ANDREW MOMANYI NYAUMA............................................................................2nd APPELLANT

-VERSUS-

REPUBLIC.....................................................................................................................RESPONDENT

JUDGMENT

(Being an appeal from the Original Conviction and Sentence of the Principal Magistrate’s Court at Nyamira Hon. L. Komingoi

in Criminal Case No. 158 of 2010 delivered on 2nd September, 2010)

The two appellants whose respective appeals were consolidated by this court for ease of hearing rose from the same trial in the subordinate court. The two appellants were charged before the Principal Magistrate’s Court at Nyamira with two counts of Robbery with violence contrary to section 296(2) of the Penal Code. In the first count, it was alleged that on 9th February, 2010 at Ikongo village in Nyamira North District within Nyanza Province Jointly with others not before court while armed with dangerous weapons namely knives robbed Bernard Obiero of cash kshs. 800/- and a motor bike engine number 88945 and chassis number MD2DDDM22SWH20722 make Bajaj valued at kshs. 78,000/= and immediately before such robbery used actual violence to the said Bernard Obiero. In the second count it was claimed that on the same day, place and similarly armed with the same dangerous weapons robbed Dennis Miregwa of cash kshs. 3,400/= a grey jacket, a black jumper and a mobile phone make Nokia 1110 all valued at kshs 11,900/= and at the time of such robbery used actual violence to the said Davis Miregwa. Both appellants entered a plea of not guilty to the charges and their case proceeded to trial.

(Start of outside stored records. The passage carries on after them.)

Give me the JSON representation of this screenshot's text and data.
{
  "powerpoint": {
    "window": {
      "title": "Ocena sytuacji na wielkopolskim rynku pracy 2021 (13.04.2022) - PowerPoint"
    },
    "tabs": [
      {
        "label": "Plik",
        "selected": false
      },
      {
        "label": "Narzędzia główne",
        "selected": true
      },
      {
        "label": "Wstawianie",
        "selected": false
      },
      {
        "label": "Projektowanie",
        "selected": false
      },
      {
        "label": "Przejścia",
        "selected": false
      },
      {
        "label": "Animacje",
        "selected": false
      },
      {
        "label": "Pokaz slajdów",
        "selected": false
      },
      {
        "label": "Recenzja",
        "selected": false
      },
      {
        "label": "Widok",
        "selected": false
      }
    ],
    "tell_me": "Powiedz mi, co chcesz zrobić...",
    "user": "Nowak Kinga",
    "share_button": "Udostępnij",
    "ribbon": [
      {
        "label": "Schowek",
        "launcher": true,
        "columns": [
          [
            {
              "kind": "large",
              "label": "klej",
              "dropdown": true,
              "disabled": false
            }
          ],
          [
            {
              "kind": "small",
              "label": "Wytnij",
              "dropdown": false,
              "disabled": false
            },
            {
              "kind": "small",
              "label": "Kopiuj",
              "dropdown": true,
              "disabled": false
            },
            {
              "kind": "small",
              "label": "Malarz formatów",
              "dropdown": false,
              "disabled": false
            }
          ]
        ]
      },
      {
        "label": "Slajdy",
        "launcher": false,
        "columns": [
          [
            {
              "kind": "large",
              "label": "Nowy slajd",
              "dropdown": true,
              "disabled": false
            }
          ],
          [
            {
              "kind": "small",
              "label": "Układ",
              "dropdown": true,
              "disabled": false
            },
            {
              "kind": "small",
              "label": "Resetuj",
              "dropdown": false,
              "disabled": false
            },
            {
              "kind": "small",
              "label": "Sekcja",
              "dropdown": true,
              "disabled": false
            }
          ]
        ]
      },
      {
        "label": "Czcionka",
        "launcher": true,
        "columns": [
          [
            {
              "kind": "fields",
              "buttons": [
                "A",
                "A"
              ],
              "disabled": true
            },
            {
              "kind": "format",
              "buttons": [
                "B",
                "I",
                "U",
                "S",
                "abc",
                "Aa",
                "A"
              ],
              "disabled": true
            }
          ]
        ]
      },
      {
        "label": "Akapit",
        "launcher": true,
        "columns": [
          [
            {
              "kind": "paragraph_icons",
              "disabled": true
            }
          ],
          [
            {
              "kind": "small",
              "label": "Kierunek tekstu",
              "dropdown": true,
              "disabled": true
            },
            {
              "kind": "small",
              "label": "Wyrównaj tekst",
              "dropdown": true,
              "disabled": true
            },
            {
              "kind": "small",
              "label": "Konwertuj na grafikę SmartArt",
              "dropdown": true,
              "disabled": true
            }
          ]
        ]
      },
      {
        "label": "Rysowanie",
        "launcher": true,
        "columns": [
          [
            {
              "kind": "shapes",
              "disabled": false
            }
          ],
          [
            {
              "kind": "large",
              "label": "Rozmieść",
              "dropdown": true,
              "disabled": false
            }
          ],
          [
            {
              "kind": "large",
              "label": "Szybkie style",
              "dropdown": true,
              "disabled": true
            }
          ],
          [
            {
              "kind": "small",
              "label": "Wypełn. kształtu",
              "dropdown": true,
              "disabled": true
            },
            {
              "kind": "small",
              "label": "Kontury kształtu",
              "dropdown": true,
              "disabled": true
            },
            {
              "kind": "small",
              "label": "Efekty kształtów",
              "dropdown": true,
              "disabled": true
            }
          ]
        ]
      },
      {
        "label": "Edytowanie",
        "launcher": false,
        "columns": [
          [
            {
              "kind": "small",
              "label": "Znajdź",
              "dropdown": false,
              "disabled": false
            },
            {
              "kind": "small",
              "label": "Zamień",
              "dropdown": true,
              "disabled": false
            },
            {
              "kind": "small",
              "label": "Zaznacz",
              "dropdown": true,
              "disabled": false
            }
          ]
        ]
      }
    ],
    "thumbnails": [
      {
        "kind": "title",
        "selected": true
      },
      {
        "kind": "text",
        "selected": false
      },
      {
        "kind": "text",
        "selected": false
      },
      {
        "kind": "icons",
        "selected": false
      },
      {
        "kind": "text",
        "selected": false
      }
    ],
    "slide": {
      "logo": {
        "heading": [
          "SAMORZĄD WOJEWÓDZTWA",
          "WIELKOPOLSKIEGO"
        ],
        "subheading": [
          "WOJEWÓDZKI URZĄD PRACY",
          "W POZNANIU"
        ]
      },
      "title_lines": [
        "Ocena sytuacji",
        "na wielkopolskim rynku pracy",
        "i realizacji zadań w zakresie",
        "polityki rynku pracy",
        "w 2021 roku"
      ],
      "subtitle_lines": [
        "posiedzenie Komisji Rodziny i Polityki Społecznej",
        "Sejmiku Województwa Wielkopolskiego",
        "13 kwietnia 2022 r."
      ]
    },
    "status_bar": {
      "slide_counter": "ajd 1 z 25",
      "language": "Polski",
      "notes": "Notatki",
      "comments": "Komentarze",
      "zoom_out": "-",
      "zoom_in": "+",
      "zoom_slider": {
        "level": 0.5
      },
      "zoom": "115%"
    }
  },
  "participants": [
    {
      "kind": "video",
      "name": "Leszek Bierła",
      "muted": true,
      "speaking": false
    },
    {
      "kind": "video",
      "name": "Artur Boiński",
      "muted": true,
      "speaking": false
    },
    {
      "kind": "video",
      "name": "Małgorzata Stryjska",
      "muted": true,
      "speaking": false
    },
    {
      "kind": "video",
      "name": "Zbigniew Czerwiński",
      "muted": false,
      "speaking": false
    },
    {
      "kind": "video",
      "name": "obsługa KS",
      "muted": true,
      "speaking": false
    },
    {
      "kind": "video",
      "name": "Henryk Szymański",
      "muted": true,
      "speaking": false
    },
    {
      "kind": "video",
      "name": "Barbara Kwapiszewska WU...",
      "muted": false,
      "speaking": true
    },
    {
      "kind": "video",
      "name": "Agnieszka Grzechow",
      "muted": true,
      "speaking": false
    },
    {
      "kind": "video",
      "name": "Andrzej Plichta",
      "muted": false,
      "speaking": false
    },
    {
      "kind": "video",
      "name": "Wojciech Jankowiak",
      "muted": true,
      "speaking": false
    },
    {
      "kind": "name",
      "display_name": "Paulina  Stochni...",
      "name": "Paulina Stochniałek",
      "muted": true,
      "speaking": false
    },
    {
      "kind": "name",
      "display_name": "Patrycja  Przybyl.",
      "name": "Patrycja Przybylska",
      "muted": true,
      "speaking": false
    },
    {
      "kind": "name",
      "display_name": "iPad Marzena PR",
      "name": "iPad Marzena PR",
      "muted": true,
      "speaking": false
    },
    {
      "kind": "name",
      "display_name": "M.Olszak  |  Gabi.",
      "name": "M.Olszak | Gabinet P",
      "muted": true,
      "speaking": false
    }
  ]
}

Briefly the facts of the case were that, Bernard Obiero (PW2) was employed by to one, Phares Nyamongo (PW3) to ride his motor bike for hire. On 9th February, 2010 at about 7. 000p.m. he was at Nyankono area where he had just repaired a tyre puncture of the motor vehicle when Davis Miregwa (PW4) a fellow motor bike operator approached him and told him that he had an extra passenger he wanted him to ferry on his motorbike. That passenger was a person he knew very well as Eric. PW4 ferried the other two passengers he was left with. PW2 and PW4 were to take the three passengers to Sotik Highlands tea estate. However when they reached the junction to Sasini, the passengers suddenly claimed that they now wanted to go to Kerito Primary School. An argument and or altercation ensued over the change of destination between PW2, PW4 and the three passengers. PW2 suspected that these passengers were up to no good and harboured sinister plans. He wanted to abandon his passenger. However, as he tried to turn around the motor bike after asking his passenger to alight, the passenger, Eric, whom he identified in the trial court as the 1st appellant suddenly turned on him and hit him on the thigh with an iron bar and he let go the motor bike. He then pushed him to the ground, punched him repeatedly and stabbed him with a knife on the neck. In the process, the 1st appellant took his kshs. 800/= which was in his pocket. PW2 then abandoned the motor bike with the 1st appellant as he ran towards Nyankono whilst raising alarm.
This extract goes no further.